Sedgwick sits alone on the soft sand. The tide is receding. The sun stretches long shadows down the beach from behind the condos along A1A. The low-rise two-bedroom models suited to the needs and savings of the less-than-wealthy and less-well-connected winter people who couldn’t afford the tall, balconied, places fronting the intra-coastal. Single people mostly, women mostly, who come south when it gets too cold and too quiet up north. People he knows. Women he knows.
Adelaide was one of those women.
Women, now comparatively well-off, who take good care of themselves. Can afford to. Who once had good jobs and bad marriages. Who treat themselves now in ways that satisfy them. In ways that husbands and lovers they’d had, and still some had, did not. Men who did not or could not understand how what they left unsaid and undone, important things, which never entered their minds, but which left lacunae, unfilled spaces, around them. Spaces like dropouts in an audiotape or missing pages in a book. Spaces that left one wishing for what might have been said or done or thought and what would always be longed for.
Sedge felt that he understood that all now. Cared, now. He knew he had not always done so. He’d once been in the other camp. Deluded by an uncaring, convenient, know-nothingness. He felt now though, now that he had twice been kicked out on his ass, now that he’d turned seventy, now that he had accepted his life as a man, who now did what he enjoyed doing and, consciously or not, hurt no one, who had winnowed down the circle of acquaintances with whom he spent time and who made few demands on him and who brought him gladness, a word he might not necessarily say out loud.
It was that that had drawn him to Adelaide: a generous bearer of gladness; an unaffected, guileless sincerity that few women, and fewer men he had known were capable of or comfortable with.
Adelaide, he thought, and not unkindly, reminded him of a Tinker Toy set he had as a child, eight years old, maybe nine, confined to home and bed rest because of rheumatic fever which had damaged his heart and for which, as was the case at that time, he was prescribed inactivity and daily penicillin.
The set, he remembered, had slotted wooden dowels that he could fit snugly into rounded holes in spools of plain, unpainted, wood, so that when pieced together, they made buildings, or automobiles, or free-form figures of pure imagination. Was this way of thinking of her too simplistic? Disrespectful? Perhaps, but still there was the feeling he had, one of contentment with what was.
Adelaide was like that. His time with her was like that. Unhurried, uncomplaining. Assured. Pleasurable. She loved the beach. She loved early mornings and late nights. She loved to tango and taught him to. And they would dance in the hard-packed dirt parking lot of Archie’s, among the engines of the hogs and Harleys ticking as they cooled in the night air, her dress slipping high over her knees, sliding from side to side around her hips, as the music from the patio speakers, loud and thrumming, carried her, carried them both, along in waves, dipping and gliding, holding on to one another, moving as one, like a pair of young colts in a field of high grass.

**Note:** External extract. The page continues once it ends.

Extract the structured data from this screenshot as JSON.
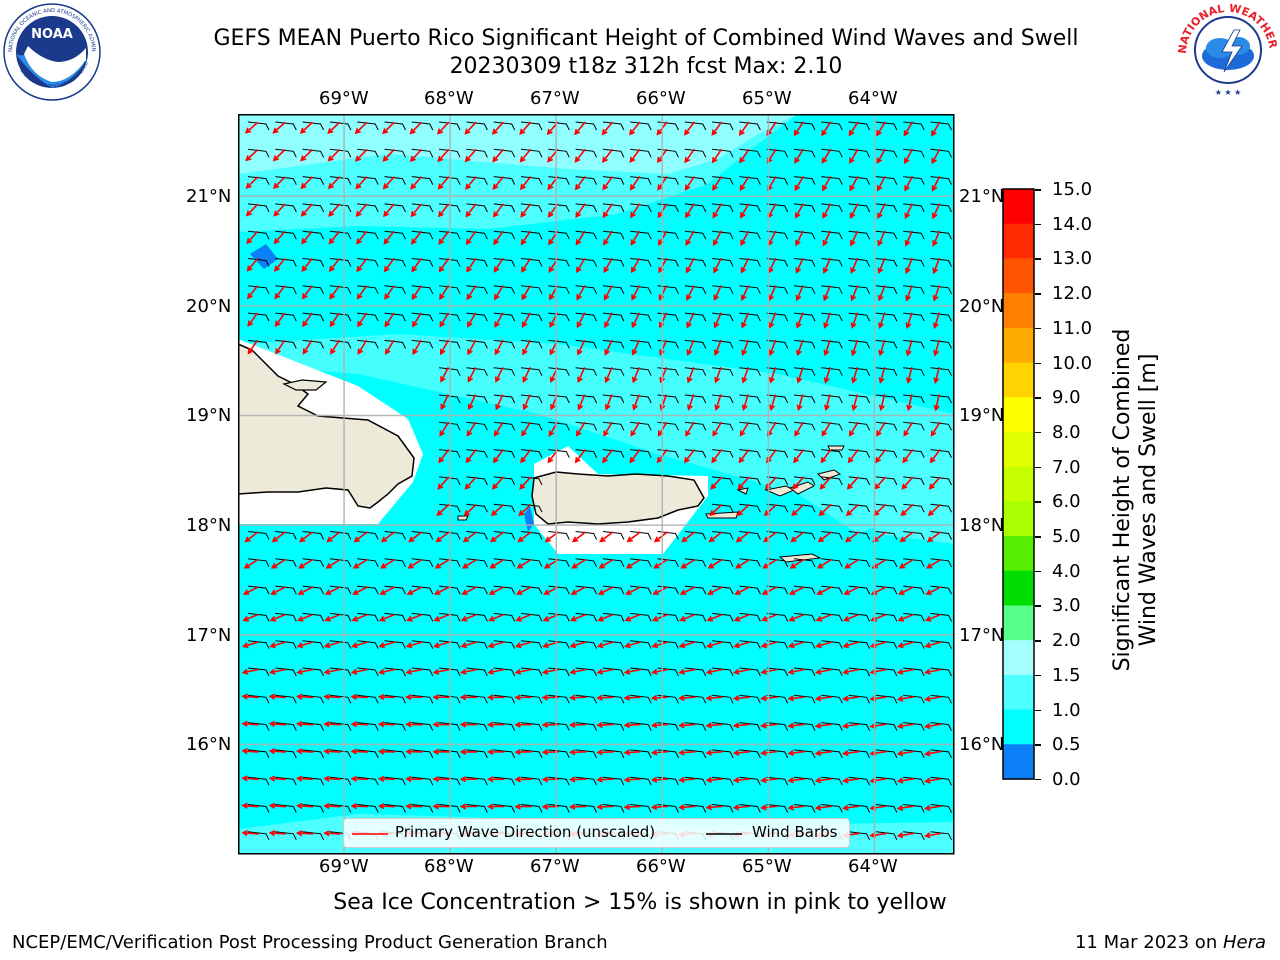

This he remembered now. Could feel that now, as he sat on the sand on the beach. On the beach where they found her drowned body. The body that the ocean had pulled into itself and then spit back out. The body that he had held so gently and which had held him gently in return.

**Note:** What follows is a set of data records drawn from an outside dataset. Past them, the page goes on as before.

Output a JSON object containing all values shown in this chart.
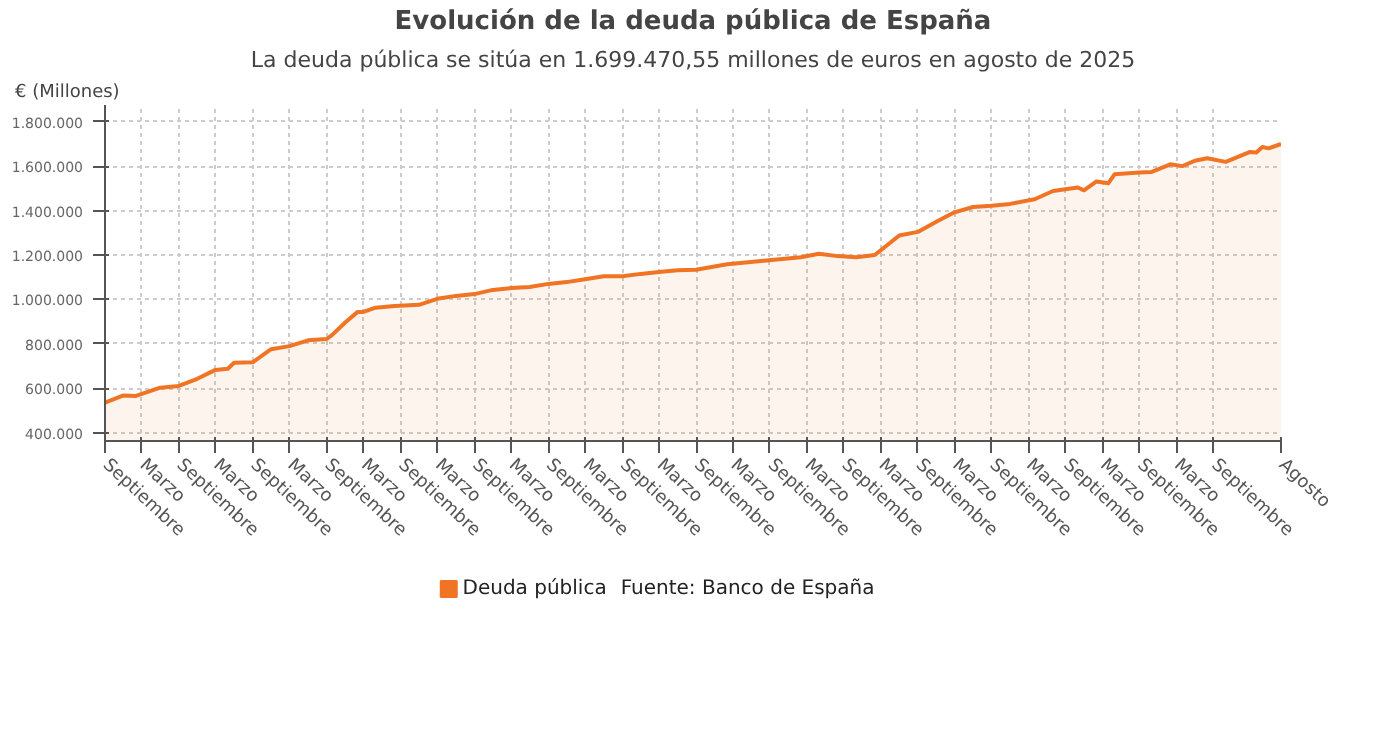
{
  "chart_data": {
    "type": "area",
    "title": "Evolución de la deuda pública de España",
    "subtitle": "La deuda pública se sitúa en 1.699.470,55 millones de euros en agosto de 2025",
    "ylabel": "€ (Millones)",
    "annotations": [
      "Fuente: Banco de España"
    ],
    "x": [
      "2009-09",
      "2009-12",
      "2010-02",
      "2010-06",
      "2010-09",
      "2010-12",
      "2011-03",
      "2011-05",
      "2011-06",
      "2011-09",
      "2011-12",
      "2012-03",
      "2012-06",
      "2012-09",
      "2012-10",
      "2012-12",
      "2013-02",
      "2013-03",
      "2013-05",
      "2013-08",
      "2013-12",
      "2014-03",
      "2014-06",
      "2014-09",
      "2014-12",
      "2015-03",
      "2015-06",
      "2015-09",
      "2015-12",
      "2016-03",
      "2016-06",
      "2016-09",
      "2016-12",
      "2017-03",
      "2017-06",
      "2017-09",
      "2018-02",
      "2018-08",
      "2019-02",
      "2019-05",
      "2019-08",
      "2019-11",
      "2020-02",
      "2020-06",
      "2020-09",
      "2020-12",
      "2021-03",
      "2021-06",
      "2021-09",
      "2021-12",
      "2022-04",
      "2022-07",
      "2022-11",
      "2022-12",
      "2023-02",
      "2023-04",
      "2023-05",
      "2023-09",
      "2023-11",
      "2024-02",
      "2024-04",
      "2024-06",
      "2024-08",
      "2024-11",
      "2025-03",
      "2025-04",
      "2025-05",
      "2025-06",
      "2025-08"
    ],
    "series": [
      {
        "name": "Deuda pública",
        "color": "#f07424",
        "values": [
          536000,
          568000,
          566000,
          603000,
          611000,
          643000,
          683000,
          688000,
          715000,
          717000,
          776000,
          790000,
          816000,
          822000,
          843000,
          896000,
          944000,
          944000,
          963000,
          971000,
          976000,
          1003000,
          1016000,
          1024000,
          1043000,
          1051000,
          1056000,
          1070000,
          1078000,
          1091000,
          1104000,
          1104000,
          1115000,
          1123000,
          1131000,
          1134000,
          1158000,
          1174000,
          1190000,
          1206000,
          1195000,
          1190000,
          1200000,
          1288000,
          1304000,
          1350000,
          1392000,
          1416000,
          1422000,
          1430000,
          1451000,
          1488000,
          1504000,
          1491000,
          1531000,
          1523000,
          1563000,
          1571000,
          1574000,
          1608000,
          1600000,
          1624000,
          1635000,
          1619000,
          1664000,
          1661000,
          1686000,
          1680000,
          1699470.55
        ]
      }
    ],
    "xlim": [
      "2009-09",
      "2025-08"
    ],
    "xticks": [
      {
        "value": "2009-09",
        "label": "Septiembre"
      },
      {
        "value": "2010-03",
        "label": "Marzo"
      },
      {
        "value": "2010-09",
        "label": "Septiembre"
      },
      {
        "value": "2011-03",
        "label": "Marzo"
      },
      {
        "value": "2011-09",
        "label": "Septiembre"
      },
      {
        "value": "2012-03",
        "label": "Marzo"
      },
      {
        "value": "2012-09",
        "label": "Septiembre"
      },
      {
        "value": "2013-03",
        "label": "Marzo"
      },
      {
        "value": "2013-09",
        "label": "Septiembre"
      },
      {
        "value": "2014-03",
        "label": "Marzo"
      },
      {
        "value": "2014-09",
        "label": "Septiembre"
      },
      {
        "value": "2015-03",
        "label": "Marzo"
      },
      {
        "value": "2015-09",
        "label": "Septiembre"
      },
      {
        "value": "2016-03",
        "label": "Marzo"
      },
      {
        "value": "2016-09",
        "label": "Septiembre"
      },
      {
        "value": "2017-03",
        "label": "Marzo"
      },
      {
        "value": "2017-09",
        "label": "Septiembre"
      },
      {
        "value": "2018-03",
        "label": "Marzo"
      },
      {
        "value": "2018-09",
        "label": "Septiembre"
      },
      {
        "value": "2019-03",
        "label": "Marzo"
      },
      {
        "value": "2019-09",
        "label": "Septiembre"
      },
      {
        "value": "2020-03",
        "label": "Marzo"
      },
      {
        "value": "2020-09",
        "label": "Septiembre"
      },
      {
        "value": "2021-03",
        "label": "Marzo"
      },
      {
        "value": "2021-09",
        "label": "Septiembre"
      },
      {
        "value": "2022-03",
        "label": "Marzo"
      },
      {
        "value": "2022-09",
        "label": "Septiembre"
      },
      {
        "value": "2023-03",
        "label": "Marzo"
      },
      {
        "value": "2023-09",
        "label": "Septiembre"
      },
      {
        "value": "2024-03",
        "label": "Marzo"
      },
      {
        "value": "2024-09",
        "label": "Septiembre"
      },
      {
        "value": "2025-08",
        "label": "Agosto"
      }
    ],
    "ylim": [
      363000,
      1875000
    ],
    "yticks": [
      {
        "value": 400000,
        "label": "400.000"
      },
      {
        "value": 600000,
        "label": "600.000"
      },
      {
        "value": 800000,
        "label": "800.000"
      },
      {
        "value": 1000000,
        "label": "1.000.000"
      },
      {
        "value": 1200000,
        "label": "1.200.000"
      },
      {
        "value": 1400000,
        "label": "1.400.000"
      },
      {
        "value": 1600000,
        "label": "1.600.000"
      },
      {
        "value": 1800000,
        "label": "1.800.000"
      }
    ],
    "grid": true,
    "legend": "bottom"
  }
}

But he could not think of her that way now. As a body. The word now sickened him. That word that one day is a woman and the next day is not. There should be another word, or different words, one filled with life and another that speaks to its stark absence.
My god, he thinks, she is gone. How can that be? A sadness, so terribly hard to bear, tears at his skin. A diminishment that cannot be described, for which there are no words. A sadness that can only be endured.
The air is cooling and the sky remains endlessly blue. The shadows now reach down to the water’s edge where the sandpipers are running.
At some point, Sedge will push himself up onto his good knee, and then he will stand, rest a moment, getting his bearings, and then he will walk along the damp sand up the path between the dunes, beside the condo where Adelaide had lived, and he will find his way home.